There is a short list of rigs currently supported but I expect this to expand quickly based on demand. Send Don a note as this will let him know your interested and he will spend more time on writing the driver for your rig. Actually if you have a look at the wide range of support in MacLoggerDX I suspect you see similar list for MacMemoriesManager in the future.

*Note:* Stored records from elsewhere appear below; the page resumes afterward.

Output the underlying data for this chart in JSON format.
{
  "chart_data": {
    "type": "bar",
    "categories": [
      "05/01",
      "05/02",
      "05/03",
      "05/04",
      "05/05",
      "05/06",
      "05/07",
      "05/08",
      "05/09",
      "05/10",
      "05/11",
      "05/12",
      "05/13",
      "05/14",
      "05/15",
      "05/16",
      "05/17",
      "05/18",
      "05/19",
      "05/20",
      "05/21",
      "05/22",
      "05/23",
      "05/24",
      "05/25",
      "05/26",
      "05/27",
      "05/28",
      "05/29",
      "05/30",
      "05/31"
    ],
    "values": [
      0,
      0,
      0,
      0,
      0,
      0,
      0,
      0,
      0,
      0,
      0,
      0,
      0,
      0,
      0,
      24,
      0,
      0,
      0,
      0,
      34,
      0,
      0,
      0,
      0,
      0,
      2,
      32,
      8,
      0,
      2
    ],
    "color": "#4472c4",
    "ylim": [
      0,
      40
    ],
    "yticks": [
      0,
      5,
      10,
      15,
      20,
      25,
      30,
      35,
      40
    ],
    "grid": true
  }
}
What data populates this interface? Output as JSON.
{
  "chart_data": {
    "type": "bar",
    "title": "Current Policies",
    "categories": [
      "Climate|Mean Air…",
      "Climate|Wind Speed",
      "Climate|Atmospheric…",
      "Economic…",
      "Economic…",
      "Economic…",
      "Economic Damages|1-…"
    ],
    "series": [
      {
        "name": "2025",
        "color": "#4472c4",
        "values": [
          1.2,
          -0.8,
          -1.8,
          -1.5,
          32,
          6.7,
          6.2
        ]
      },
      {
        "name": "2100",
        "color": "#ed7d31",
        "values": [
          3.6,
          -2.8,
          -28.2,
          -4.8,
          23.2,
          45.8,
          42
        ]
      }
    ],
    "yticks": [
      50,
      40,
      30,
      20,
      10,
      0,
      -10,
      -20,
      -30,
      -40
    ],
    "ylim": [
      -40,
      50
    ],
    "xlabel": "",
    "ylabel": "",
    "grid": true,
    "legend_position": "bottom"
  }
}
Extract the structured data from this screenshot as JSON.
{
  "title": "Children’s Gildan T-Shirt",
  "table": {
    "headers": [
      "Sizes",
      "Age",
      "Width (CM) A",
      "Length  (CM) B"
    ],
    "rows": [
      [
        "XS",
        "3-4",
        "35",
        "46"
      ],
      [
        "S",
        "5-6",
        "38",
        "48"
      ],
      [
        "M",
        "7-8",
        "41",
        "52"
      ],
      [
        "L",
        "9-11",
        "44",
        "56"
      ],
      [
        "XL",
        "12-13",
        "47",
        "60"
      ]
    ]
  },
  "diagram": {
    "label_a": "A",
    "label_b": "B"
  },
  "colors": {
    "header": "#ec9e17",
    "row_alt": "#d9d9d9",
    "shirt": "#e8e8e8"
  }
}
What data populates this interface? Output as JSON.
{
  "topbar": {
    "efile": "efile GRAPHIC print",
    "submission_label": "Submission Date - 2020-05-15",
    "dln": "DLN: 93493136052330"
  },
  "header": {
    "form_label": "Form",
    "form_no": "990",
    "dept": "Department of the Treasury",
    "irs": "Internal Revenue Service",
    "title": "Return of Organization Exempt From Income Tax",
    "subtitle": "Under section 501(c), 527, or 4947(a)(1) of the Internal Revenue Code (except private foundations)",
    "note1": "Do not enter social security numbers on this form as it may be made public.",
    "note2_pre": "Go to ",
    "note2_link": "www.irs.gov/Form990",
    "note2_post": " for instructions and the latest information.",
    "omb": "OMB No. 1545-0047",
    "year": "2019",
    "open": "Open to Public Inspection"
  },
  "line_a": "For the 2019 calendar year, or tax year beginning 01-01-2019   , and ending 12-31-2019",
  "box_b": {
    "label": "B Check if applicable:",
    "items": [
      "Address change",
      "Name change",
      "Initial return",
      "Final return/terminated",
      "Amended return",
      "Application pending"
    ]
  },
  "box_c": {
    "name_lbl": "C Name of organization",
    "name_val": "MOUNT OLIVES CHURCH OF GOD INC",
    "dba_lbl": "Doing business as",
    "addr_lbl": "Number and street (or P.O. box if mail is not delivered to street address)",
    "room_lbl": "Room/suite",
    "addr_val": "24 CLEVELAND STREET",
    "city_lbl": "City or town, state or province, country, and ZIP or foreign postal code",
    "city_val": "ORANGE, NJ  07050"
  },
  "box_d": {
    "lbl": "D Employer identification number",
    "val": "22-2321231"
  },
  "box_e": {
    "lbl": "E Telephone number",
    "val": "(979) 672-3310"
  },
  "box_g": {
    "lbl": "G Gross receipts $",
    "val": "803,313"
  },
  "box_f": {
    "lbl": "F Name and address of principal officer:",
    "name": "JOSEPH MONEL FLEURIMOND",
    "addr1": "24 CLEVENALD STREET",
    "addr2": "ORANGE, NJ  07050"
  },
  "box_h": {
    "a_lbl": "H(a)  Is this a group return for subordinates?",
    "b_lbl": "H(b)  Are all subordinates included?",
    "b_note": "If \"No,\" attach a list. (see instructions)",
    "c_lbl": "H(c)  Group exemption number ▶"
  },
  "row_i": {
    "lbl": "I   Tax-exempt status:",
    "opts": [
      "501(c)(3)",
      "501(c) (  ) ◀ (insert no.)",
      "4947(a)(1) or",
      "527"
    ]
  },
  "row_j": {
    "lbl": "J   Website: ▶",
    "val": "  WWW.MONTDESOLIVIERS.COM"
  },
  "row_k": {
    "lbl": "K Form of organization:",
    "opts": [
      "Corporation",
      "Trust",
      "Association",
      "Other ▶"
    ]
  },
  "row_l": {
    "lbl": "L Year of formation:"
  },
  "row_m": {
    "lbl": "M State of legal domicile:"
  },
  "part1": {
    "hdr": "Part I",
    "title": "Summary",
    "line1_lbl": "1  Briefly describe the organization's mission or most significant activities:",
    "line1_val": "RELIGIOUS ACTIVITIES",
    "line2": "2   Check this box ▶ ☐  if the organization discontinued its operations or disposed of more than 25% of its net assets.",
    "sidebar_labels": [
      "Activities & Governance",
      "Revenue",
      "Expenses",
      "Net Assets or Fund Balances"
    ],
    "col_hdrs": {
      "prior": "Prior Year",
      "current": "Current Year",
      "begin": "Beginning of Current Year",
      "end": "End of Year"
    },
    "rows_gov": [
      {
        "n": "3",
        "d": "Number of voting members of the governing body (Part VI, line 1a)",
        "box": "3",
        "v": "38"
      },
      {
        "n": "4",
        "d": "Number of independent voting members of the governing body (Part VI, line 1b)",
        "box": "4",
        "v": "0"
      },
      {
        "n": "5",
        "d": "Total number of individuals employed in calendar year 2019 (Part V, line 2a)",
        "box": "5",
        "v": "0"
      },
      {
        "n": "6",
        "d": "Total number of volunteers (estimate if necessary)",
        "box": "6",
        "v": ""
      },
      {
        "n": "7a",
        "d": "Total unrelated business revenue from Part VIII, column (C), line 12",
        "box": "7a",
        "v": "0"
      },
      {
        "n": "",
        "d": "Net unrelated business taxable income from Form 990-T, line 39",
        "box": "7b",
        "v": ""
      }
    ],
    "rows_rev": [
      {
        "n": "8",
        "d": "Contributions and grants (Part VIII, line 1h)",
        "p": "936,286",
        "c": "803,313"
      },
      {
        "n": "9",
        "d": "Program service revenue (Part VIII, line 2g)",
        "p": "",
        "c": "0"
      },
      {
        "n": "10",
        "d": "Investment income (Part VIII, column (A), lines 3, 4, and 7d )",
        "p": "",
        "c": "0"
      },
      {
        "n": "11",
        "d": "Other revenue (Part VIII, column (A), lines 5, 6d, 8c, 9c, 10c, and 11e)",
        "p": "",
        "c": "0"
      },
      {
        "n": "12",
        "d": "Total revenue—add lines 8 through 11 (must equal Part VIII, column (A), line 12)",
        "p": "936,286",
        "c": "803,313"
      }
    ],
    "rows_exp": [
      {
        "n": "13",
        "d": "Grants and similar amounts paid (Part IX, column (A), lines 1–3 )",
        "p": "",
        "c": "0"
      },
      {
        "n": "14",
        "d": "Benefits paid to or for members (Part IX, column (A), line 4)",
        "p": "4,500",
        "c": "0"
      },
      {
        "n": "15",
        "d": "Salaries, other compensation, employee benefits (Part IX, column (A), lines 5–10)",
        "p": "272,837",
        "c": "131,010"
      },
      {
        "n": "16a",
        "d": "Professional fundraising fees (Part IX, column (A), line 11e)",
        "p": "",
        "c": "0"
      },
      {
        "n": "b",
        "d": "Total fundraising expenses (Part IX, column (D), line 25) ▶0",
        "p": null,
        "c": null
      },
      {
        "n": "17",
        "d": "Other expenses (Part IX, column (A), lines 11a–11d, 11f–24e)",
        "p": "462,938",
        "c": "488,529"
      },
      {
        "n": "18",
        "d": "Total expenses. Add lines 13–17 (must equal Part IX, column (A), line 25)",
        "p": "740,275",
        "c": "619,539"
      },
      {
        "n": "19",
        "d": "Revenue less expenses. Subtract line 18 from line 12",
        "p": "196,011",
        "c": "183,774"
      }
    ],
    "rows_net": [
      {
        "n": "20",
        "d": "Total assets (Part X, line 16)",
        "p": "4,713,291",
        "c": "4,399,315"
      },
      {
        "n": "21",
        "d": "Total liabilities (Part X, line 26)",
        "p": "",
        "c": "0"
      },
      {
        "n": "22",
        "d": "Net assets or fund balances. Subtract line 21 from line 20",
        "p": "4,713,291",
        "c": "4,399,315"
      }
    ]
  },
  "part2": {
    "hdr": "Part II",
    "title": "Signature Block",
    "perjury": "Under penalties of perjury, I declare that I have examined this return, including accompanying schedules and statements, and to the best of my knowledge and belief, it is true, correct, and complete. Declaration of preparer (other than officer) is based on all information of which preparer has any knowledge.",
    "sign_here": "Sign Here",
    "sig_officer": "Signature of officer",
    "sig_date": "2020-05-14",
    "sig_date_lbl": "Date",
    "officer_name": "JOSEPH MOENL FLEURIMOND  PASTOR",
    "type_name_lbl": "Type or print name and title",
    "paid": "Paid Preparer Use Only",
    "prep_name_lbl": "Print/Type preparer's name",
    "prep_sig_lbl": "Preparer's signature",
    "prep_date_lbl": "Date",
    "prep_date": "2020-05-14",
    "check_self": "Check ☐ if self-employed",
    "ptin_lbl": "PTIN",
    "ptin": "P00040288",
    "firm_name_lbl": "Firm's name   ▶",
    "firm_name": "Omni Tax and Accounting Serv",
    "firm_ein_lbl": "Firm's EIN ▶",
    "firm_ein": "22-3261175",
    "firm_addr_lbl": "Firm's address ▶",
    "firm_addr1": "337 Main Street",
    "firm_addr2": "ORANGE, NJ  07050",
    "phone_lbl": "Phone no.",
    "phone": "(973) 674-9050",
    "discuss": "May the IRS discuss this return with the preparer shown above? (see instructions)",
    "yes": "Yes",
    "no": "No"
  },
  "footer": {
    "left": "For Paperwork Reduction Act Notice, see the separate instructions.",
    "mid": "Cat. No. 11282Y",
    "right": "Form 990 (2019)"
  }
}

Current list is from http://www.dogparksoftware.com/MacMemoriesManager.html
Kenwood TS-570, TS-2000
Icom IC-756
Yaesu FT-817
AOR AR3000A

Mac OS X Support - I believe this is Dons first Mac OS X only program. Let face it OS 9 is now 3 year old and while I expect Apple will continue to allow you to run OS 9 in Classic mode, the OS X environment is so much more stable, secure and with many new features not to mention it is UNIX. And OS X runs on Macintosh with USB built-in to computer, so it doesn't have to be a new hardware. I myself don't run any OS 9 and after a short leaning curve appreciate its elegance and security.

Price - well I look at it this way. I haven't purchased a virus checker because there are no viruses for OS X. So I used that money to buy MacMemoriesManager, which I do use now quite often. I can now quickly jump or scan to favorite repeaters weather channels and more with a turn of a knob!

I feel like I have finally tamed this Kenwood beast and am enjoy this new hobby even more!